The method of picking output tokens is a key concept in text generation with language models. There are several methods (also called decoding strategies) for picking the output token, and two of the leading ones are top-k sampling and top-p sampling.

Let’s look at the example where the input to the model is the prompt The name of that country is the:

language model input: 'the name of that country is the' and the output is: 'United'

Example output of a generation language model

The output token in this case, United, was picked in the last step of processing -- after the language model has processed the input and calculated a likelihood score for every token in its vocabulary. This score indicates the likelihood that it will be the next token in the sentence (based on all the text the model was trained on).

language model output probabilities of tokens: United 12%, Netherlands 2.7%, Czech 1.9%

The model calculates a likelihood for each token in its vocabulary. The decoding strategy then picks one as the output.

1- Pick the top token: greedy decoding#

You can see in this example that we picked the token with the highest likelihood, ‘United’.

Greedy decoding always picks the top token. In this case, that's the token 'United'

Always picking the highest scoring token is called "Greedy Decoding". It's useful but has some drawbacks.

This strategy is called greedy decoding. It’s a reasonable strategy but has some drawbacks, such as outputs with repetitive loops of text (think of the suggestions in your smartphone’s auto-suggest. When you continually pick the highest suggested word, it may devolve into repeated sentences).

2- Pick from amongst the top tokens: top-k#

Another commonly used strategy is to sample from a shortlist of the top 3 tokens. This approach allows the other high-scoring tokens a chance of being picked. The randomness introduced by this sampling helps the quality of generation in a lot of scenarios.

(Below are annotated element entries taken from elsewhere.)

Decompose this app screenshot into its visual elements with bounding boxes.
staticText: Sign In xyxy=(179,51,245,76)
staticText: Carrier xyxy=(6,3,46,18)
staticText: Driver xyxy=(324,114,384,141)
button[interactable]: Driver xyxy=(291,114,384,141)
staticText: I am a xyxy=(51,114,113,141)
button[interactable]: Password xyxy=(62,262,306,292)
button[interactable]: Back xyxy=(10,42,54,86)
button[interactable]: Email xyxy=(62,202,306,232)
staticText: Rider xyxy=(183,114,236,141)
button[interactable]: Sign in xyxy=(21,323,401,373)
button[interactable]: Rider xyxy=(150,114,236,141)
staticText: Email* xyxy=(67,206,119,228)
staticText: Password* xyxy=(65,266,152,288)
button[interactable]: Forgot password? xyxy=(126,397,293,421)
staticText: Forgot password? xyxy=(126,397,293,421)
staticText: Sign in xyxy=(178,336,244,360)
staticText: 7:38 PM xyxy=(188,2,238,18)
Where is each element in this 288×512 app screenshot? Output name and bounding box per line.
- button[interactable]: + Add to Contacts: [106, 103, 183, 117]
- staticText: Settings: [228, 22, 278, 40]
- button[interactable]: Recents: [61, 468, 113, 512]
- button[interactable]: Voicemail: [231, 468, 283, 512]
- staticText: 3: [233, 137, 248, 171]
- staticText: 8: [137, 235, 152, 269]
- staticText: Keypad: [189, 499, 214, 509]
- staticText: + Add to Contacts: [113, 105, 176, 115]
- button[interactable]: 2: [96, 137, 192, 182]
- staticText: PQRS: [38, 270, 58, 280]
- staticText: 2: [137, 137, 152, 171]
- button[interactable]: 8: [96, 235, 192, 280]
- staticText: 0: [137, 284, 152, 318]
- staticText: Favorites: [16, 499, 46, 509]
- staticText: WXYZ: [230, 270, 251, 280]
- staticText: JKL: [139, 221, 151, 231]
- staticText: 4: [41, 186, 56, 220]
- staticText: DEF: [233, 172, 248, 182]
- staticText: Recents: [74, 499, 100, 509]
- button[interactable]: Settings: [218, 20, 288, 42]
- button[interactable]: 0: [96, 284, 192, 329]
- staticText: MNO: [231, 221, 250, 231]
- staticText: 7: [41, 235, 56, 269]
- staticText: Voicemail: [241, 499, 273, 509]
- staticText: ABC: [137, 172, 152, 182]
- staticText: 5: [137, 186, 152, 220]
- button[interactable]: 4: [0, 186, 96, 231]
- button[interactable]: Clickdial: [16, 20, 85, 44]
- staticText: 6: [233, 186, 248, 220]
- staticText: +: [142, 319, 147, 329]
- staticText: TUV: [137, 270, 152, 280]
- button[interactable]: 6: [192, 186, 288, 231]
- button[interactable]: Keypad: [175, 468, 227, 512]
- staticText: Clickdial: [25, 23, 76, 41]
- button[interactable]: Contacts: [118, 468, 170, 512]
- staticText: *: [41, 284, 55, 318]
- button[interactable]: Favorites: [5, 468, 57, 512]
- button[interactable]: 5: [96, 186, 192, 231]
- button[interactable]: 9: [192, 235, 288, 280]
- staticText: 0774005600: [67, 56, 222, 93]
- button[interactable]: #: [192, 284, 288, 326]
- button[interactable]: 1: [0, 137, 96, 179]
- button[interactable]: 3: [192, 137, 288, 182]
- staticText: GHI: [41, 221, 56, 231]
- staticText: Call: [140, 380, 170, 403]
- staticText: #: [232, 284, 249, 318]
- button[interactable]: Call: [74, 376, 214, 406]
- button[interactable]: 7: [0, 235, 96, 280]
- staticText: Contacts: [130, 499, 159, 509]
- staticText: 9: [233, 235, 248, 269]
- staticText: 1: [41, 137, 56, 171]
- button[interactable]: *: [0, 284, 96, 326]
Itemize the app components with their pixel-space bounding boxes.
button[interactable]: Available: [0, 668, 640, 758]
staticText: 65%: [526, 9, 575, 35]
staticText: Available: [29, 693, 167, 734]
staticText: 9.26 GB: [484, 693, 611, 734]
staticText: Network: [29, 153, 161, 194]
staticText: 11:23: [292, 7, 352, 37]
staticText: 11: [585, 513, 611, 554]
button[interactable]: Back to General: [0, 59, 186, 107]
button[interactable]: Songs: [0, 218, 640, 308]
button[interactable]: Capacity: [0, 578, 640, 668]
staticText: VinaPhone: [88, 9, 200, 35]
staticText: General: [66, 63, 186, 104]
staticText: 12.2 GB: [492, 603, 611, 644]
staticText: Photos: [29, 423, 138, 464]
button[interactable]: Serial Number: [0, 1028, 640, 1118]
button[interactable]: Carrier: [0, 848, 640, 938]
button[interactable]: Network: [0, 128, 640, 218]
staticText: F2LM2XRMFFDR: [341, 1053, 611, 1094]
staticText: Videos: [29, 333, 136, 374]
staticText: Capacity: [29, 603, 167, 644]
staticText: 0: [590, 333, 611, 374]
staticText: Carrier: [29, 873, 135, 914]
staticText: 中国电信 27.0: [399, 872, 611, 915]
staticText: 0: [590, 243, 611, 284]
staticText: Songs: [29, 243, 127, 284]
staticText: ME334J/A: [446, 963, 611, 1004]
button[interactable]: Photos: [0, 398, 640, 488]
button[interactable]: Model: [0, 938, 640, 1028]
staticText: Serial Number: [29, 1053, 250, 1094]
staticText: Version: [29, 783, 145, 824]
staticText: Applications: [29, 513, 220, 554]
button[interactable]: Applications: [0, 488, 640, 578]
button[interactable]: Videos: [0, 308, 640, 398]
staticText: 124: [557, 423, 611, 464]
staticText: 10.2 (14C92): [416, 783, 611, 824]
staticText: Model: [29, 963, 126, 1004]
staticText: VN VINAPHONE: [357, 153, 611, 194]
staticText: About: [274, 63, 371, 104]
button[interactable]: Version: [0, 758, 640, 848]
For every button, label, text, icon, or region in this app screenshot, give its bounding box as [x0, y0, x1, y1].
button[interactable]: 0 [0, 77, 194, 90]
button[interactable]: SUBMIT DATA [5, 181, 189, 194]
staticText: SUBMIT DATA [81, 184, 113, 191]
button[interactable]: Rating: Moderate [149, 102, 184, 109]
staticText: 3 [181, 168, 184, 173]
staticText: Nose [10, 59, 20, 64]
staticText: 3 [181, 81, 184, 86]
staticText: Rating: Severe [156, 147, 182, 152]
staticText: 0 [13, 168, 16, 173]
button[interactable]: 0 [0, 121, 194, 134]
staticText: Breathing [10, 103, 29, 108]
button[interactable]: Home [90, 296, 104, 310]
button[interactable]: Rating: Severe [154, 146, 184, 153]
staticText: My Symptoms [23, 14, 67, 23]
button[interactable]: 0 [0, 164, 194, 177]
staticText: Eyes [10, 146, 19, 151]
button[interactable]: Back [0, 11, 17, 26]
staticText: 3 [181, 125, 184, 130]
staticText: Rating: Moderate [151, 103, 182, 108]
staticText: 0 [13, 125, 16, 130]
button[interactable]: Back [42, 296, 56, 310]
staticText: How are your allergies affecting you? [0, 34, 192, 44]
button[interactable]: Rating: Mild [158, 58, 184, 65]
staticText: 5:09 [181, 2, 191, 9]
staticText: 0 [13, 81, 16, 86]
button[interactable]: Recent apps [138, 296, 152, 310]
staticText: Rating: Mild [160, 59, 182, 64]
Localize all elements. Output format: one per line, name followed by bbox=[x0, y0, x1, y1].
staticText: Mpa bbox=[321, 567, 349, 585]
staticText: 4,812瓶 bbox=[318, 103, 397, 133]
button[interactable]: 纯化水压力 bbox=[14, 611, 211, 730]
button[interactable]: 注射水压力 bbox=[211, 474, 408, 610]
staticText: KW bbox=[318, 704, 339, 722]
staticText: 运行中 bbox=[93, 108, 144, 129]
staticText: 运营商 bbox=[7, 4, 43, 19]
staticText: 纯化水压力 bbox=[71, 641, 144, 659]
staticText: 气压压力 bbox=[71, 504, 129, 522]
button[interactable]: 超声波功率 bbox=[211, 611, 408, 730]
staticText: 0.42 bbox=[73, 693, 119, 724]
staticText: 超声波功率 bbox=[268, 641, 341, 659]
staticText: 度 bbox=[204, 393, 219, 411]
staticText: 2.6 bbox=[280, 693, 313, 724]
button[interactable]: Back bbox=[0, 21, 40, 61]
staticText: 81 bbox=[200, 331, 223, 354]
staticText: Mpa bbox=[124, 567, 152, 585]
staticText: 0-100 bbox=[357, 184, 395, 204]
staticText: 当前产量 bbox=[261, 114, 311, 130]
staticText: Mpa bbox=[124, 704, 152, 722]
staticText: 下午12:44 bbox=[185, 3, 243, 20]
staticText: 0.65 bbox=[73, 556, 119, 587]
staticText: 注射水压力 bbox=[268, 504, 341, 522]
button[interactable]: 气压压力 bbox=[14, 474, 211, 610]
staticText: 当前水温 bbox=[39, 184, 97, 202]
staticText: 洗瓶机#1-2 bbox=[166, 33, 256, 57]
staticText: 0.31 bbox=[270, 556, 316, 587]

top-k shortlist the top three tokens: United, Netherlands, Czech then samples one of the three

Adding some randomness helps make output text more natural. In top-3 decoding, we first shortlist three tokens then sample one of them considering their likelihood scores.

More broadly, choosing the top three tokens means setting the top-k parameter to 3. Changing the top-k parameter sets the size of the shortlist the model samples from as it outputs each token. Setting top-k to 1, gives us greedy decoding.

3- Pick from amongst the top tokens whose probabilities add up to 15%: top-p#

The difficulty of selecting the best top-k value opens the door for a popular decoding strategy that dynamically sets the size of the shortlist of tokens. This method, called Nucleus Sampling, shortlists the top tokens whose sum of likelihoods does not exceed a certain value. A toy example with a top-p value of 0.15 could look like this:

top-p of 0.15 the tokens whose probabilities are equal to 15% or less. In this case it shortlists the tokens United and Netherlands.

In top-p, the size of the shortlist is dynamically selected based on the sum of likelihood scores reaching some threshold.

Top-p is usually set to a high value (like 0.75) with the purpose of limiting the long tail of low-probability tokens that may be sampled. We can use both top-k and top-p together. If both k and p are enabled, p acts after k.